From 2009 to 2014, Rose was the Director of Communications for Healdsburg-based J Vineyard & Winery, a Sonoma County producer of sparkling and varietal wines.

==Photographic archive==
During his years in the wine industry, Rose expanded his photographic portfolio to include Northern California wine regions as well as major wine & food events. Today, his portfolio is one of the most diverse in the business, and includes 1970s rock and roll legends, 1980s celebrities, scenic California landscapes, NFL action, global travel, as well as food and wine photography. Rose is currently an editorial contributing photographer at Getty Images.

==Exhibits and book publications==
Rose's photography has been featured in several exhibits at Mumm Napa's Fine Art Photography Gallery in Rutherford, California, as well as exhibits at the Sonoma County Museum, Mendocino County Museum, The New School of Design in New York, and the Los Angeles Museum of Rock and Roll. In 2018, Rose became an artist-member at Gallery Los Olivos, located in Los Olivos, CA.

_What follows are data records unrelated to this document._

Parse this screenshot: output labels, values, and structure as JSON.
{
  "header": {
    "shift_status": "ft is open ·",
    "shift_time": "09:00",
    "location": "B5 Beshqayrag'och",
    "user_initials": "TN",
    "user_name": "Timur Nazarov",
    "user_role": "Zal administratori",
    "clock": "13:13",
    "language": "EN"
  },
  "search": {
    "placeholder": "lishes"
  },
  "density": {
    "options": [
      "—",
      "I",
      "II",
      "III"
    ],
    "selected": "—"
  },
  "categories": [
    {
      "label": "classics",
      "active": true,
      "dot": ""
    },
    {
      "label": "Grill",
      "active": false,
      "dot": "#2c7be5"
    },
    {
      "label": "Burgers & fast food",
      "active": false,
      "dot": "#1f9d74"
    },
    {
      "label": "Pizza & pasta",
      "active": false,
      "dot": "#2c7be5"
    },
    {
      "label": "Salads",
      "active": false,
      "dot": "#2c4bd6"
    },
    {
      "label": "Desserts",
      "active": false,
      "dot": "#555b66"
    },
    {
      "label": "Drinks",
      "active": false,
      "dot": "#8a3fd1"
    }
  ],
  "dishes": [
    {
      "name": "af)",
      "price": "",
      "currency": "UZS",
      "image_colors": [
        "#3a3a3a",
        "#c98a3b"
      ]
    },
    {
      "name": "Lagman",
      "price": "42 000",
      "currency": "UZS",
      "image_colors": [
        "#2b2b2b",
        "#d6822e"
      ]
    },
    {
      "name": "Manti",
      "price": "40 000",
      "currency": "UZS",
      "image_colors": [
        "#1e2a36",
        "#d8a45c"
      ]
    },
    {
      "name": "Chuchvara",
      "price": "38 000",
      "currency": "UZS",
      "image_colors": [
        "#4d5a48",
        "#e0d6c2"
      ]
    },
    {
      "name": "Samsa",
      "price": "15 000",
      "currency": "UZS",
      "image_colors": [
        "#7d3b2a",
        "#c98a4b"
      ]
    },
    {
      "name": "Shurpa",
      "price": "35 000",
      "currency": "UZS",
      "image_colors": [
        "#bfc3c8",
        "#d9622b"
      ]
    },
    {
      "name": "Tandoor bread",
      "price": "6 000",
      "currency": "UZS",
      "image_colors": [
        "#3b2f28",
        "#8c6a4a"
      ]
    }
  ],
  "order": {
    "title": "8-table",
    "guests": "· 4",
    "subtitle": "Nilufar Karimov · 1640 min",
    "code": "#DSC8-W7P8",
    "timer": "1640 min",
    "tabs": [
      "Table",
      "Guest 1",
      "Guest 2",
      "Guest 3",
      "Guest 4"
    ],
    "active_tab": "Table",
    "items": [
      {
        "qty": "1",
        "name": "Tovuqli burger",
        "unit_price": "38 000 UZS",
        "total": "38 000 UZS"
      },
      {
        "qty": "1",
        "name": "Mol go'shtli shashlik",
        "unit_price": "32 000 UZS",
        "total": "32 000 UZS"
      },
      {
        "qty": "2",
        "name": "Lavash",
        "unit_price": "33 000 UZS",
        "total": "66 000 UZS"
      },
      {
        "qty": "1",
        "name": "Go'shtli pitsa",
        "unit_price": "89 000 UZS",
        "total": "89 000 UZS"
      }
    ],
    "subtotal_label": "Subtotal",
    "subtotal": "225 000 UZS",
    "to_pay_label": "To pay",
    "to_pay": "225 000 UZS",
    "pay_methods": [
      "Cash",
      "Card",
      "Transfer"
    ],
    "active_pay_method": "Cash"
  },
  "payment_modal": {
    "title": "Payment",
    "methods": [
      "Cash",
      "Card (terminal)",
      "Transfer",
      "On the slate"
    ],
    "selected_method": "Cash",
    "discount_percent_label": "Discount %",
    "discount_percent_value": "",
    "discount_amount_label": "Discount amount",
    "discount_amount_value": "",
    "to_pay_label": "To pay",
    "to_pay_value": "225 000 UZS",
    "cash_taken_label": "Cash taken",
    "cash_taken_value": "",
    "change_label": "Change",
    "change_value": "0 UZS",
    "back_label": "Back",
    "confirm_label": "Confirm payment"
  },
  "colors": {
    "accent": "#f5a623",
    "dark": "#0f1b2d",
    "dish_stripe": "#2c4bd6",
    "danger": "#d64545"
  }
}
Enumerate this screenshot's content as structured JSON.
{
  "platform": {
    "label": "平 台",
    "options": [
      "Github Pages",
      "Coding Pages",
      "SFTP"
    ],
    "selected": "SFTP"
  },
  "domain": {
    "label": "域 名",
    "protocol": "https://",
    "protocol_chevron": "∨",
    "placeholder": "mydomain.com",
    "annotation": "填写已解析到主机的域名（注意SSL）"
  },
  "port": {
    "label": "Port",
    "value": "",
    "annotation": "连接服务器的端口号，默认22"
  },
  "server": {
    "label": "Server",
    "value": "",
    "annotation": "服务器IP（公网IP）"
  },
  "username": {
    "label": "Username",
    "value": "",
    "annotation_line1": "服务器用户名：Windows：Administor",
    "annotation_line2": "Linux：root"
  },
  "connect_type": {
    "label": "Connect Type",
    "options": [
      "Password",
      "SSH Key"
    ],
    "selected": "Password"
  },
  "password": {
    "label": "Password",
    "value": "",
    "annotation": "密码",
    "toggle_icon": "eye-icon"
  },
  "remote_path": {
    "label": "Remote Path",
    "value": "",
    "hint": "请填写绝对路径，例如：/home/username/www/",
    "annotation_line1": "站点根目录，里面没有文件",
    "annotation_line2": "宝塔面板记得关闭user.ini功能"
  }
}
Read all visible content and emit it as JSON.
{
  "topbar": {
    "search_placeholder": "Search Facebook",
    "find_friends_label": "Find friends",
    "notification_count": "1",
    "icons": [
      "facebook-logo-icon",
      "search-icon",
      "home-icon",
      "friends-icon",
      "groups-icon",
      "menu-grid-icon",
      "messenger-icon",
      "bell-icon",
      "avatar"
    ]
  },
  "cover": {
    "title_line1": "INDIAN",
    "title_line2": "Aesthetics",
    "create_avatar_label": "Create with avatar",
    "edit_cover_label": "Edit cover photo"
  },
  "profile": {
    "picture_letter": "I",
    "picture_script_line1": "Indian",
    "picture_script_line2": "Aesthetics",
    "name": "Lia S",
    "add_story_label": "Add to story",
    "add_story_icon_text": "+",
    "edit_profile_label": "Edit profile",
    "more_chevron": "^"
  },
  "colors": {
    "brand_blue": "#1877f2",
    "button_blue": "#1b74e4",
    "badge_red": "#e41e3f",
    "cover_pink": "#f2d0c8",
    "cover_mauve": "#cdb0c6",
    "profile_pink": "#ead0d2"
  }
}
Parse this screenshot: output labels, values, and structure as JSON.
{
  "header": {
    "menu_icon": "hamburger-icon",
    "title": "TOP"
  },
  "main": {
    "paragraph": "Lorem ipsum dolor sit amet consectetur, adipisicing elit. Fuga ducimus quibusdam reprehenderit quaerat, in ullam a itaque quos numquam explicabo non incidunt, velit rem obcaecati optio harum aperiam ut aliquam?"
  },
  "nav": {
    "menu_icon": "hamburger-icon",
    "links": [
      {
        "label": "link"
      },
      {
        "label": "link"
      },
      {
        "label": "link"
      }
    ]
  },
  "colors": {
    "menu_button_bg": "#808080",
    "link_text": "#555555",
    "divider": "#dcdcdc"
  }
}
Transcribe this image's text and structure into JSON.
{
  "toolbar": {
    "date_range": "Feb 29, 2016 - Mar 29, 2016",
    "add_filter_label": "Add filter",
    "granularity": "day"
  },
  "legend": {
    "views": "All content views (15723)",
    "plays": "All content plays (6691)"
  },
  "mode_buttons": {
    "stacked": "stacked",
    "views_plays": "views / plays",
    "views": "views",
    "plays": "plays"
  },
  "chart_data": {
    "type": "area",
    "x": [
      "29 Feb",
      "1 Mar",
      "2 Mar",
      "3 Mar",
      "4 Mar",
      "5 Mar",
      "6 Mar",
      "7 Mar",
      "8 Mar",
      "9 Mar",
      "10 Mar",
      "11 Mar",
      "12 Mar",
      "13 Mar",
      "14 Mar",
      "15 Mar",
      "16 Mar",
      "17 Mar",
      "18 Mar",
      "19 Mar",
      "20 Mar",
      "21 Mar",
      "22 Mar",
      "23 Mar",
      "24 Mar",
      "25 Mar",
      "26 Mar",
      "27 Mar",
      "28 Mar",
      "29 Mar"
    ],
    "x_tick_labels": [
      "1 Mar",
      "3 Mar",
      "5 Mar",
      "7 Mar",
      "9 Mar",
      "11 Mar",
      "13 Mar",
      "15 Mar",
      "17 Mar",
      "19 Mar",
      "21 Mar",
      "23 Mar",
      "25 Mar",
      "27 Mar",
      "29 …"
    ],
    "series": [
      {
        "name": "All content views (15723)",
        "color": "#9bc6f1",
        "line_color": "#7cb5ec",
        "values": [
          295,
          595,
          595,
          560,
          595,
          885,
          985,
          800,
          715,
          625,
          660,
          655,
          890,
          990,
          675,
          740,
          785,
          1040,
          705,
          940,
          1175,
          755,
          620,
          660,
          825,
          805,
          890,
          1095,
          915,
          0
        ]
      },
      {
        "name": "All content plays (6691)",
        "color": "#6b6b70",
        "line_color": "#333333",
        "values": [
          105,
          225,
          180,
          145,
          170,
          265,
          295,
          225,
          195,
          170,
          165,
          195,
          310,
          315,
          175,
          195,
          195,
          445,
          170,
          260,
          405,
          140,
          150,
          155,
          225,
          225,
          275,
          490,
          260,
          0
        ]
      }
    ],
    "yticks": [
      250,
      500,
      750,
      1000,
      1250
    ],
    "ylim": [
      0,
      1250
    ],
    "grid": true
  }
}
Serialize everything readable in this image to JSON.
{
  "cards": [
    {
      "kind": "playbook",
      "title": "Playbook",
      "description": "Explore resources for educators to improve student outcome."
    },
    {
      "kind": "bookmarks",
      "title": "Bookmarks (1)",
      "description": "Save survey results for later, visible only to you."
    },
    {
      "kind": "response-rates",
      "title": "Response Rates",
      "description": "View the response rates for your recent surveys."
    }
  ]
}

In addition to his wine industry executive responsibilities, Rose has focused on producing several photo books. The Art of Terroir, published by Chronicle Books in 2007, captures the seasonal changes in California wine country. Hollywood, Beverly Hills & Other Perversities, a snapshot of 1970s pop culture published in 2008 by Ten Speed Press, remains a cult classic among Hollywood celebrity aficionados. In 2017, he published VINEYARD: Sonoma County, a coffee table photographic book on that wine region's sustainable estate vineyards.

Rose is the 2017 winner of the Louis Roederer International Wine Writer award for "Best Artistry."

He currently resides in Santa Barbara County's Santa Ynez Valley.